| 14/10/2005 19h20min
De Colônia, na Alemanha, onde participou de uma feira de alimentação, o ex-ministro da Agricultura Marcus Vinicius Pratini de Moraes falou a Zero Hora por telefone, na última terça-feira, de sua indignação com o descaso do governo com o controle sanitário animal.
– A sanidade animal não é mais prioridade – reclamou.
Depois de fazer uma escala em Genebra, Pratini desembarca amanhã em Moscou, onde pretende acompanhar de perto a reação do principal comprador de carnes do Brasil ao novo foco de aftosa no país.
Zero Hora - Que prejuízos esse novo foco de aftosa pode provocar ao Brasil?
Marcus Vinicius Pratini de Moraes - É muito difícil fazer uma avaliação agora, porque não sabemos ainda todos os países e que níveis de restrição podem impor ao Brasil.
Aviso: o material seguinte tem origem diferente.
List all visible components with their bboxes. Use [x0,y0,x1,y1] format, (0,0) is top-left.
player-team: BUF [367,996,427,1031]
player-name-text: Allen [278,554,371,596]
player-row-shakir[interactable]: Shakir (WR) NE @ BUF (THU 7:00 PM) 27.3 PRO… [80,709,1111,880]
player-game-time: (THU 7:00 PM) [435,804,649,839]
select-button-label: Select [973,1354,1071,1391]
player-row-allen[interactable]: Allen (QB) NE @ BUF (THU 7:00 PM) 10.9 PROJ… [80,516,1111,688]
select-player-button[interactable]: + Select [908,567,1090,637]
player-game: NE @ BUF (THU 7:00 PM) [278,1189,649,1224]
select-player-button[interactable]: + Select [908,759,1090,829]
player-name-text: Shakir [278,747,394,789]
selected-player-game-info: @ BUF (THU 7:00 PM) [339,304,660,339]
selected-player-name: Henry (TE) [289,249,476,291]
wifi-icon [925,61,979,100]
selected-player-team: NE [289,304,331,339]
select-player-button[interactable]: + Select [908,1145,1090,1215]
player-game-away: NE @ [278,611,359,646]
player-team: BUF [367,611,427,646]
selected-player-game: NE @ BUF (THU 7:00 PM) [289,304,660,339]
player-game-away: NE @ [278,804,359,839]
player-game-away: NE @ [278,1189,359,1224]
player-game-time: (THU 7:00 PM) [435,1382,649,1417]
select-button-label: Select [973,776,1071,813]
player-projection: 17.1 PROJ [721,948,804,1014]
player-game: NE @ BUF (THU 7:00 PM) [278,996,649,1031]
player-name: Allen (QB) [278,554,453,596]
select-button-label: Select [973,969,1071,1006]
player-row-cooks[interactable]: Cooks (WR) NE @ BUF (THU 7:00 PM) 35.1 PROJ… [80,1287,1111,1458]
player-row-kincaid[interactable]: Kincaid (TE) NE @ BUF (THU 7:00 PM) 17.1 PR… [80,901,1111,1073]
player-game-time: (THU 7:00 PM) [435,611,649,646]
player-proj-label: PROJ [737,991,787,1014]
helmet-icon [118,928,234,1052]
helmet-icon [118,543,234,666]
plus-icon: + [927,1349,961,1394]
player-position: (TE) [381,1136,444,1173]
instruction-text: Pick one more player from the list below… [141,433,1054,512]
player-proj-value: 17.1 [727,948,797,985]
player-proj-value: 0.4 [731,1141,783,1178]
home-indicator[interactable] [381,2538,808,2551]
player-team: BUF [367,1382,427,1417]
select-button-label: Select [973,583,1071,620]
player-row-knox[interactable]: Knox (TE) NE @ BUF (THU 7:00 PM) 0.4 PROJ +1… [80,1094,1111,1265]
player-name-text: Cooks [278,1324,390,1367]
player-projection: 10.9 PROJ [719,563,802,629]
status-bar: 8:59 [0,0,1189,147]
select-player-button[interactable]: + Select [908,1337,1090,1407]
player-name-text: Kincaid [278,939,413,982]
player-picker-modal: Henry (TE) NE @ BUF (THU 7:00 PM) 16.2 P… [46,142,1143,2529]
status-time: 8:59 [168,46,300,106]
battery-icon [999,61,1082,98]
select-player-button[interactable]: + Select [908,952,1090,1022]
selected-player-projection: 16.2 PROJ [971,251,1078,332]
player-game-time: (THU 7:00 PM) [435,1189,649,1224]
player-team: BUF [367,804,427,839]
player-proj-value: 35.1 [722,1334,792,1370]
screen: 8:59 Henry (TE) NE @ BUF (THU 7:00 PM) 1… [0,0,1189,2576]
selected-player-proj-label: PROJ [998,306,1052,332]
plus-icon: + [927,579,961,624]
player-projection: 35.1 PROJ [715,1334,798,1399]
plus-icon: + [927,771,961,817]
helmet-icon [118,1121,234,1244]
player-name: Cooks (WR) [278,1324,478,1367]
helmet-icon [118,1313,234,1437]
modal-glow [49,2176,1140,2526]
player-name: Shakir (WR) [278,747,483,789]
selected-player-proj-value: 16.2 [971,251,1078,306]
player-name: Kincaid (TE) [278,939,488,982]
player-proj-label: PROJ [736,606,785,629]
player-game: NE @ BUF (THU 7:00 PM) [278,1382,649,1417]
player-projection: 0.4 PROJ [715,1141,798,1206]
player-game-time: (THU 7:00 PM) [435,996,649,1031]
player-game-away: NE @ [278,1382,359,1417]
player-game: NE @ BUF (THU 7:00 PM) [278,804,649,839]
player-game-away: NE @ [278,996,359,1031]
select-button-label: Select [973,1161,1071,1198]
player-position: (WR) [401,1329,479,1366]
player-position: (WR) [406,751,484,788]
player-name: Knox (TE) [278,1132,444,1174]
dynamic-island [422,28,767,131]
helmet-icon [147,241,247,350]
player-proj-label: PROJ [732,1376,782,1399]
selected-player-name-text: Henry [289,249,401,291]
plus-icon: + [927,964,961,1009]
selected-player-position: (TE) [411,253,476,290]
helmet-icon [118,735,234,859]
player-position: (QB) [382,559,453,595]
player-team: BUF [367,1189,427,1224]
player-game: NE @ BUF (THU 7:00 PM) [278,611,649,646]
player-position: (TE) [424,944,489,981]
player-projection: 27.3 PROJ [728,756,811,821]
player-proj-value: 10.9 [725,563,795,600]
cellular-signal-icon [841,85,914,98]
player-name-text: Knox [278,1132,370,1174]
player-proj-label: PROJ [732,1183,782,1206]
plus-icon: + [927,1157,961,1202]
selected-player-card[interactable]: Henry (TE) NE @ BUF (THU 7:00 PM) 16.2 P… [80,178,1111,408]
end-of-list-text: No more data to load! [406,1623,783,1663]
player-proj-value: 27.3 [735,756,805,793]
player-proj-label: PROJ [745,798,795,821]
Acho que não são tão graves assim quanto anunciam, mas tudo pode acontecer. Então me reservo de dar estimativas até ter uma idéia mais clara de quais são as sanções efetivamente impostas.
ZH - O embargo da Rússia somente à carne do Mato Grosso do Sul é um bom sinal?
Pratini de Moraes - Não há a menor dúvida. Num episódio anterior, numa ilha da Amazônia, a Rússia bloqueou todos os Estados. A decisão reflete maior consciência sanitária e, por outro lado, que eles precisam da nossa carne. Foi muito sensata e tomada depois de consultas feitas à Abiec.
ZH - Por que têm ocorrido vários episódios num período curto de tempo?
Pratini de Moraes - A sanidade animal não é mais prioridade. Sequer o governo aloca recursos para o Ministério da Agricultura, e não se faz sanidade animal sem recursos. Não adianta apenas pagar salário dos veterinários. Eles precisam de dinheiro para viajar, de diárias. Eles às vezes têm de ir a locais muito distantes das cidades, ficar dias lá. Se não tiver verba para isso, não funciona. Aparentemente, nos últimos tempos não há verba nem para equipamento de laboratório nem para os reagentes dos laboratórios existentes. Assim não dá.
ZH - O que está faltando, convencimento?
Pratini de Moraes - Eu tenho uma experiência anterior no Rio Grande do Sul, com governo de linha política semelhante, em que sanidade não era prioridade. Acho que, se o presidente não for muito alertado para esse problema, lá em Brasília, sanidade não vai ser prioridade.
ZH - O senhor vê um problema ideológico?
Pratini de Moraes - É uma mistura de ideologia com falta de qualificação e vou dizer mais, falta de patriotismo. Se não apoiar as medidas de defesa sanitária animal, vai haver restrições externas. Isso todo mundo sabe. É alertado pelos produtores, pelos frigoríficos, pelas lideranças políticas. Estou cansado de falar nesse assunto em Brasília, mas não há eco. Chegou o momento de o governo repensar sua estratégia.
ZH - O Estado pode ser prejudicado ou favorecido?
Pratini de Moraes - O Rio Grande certamente não será prejudicado. Poderia se beneficiar, mas não tem carne para atender a toda essa demanda. Se tivesse, seria o paraíso. Fizemos uma avaliação específica sobre o cenário do Rio Grande, que já foi prejudicado no passado. Agora é a vez do Rio Grande.
ZH - O senhor já estava com viagem marcada para a Rússia ou mudou de planos?
Pratini de Moraes - Fui convidado para participar de uma reunião do Conselho Empresarial Brasil-Rússia, e cheguei à conclusão que tenho mais um motivo para ir.
ZH - O front do governo não é prioritário nesse momento?
Pratini de Moraes - Andei conversando com algumas pessoas em Brasília, mas acho que o mais importante, agora, é dar informações aos países que ameaçam ou que pretendem fazer restrições ao Brasil. O pessoal do Ministério da Agricultura é competente, técnico, experiente, já enfrentou esse problema várias vezes. Eu tenho o maior apreço e admiração pelos técnicos do ministério. São sérios, dedicados, patriotas e defendem os interesses legítimos do Brasil. Confio totalmente nesse pessoal. Mas preciso dar uma ajuda para essa gente no Exterior.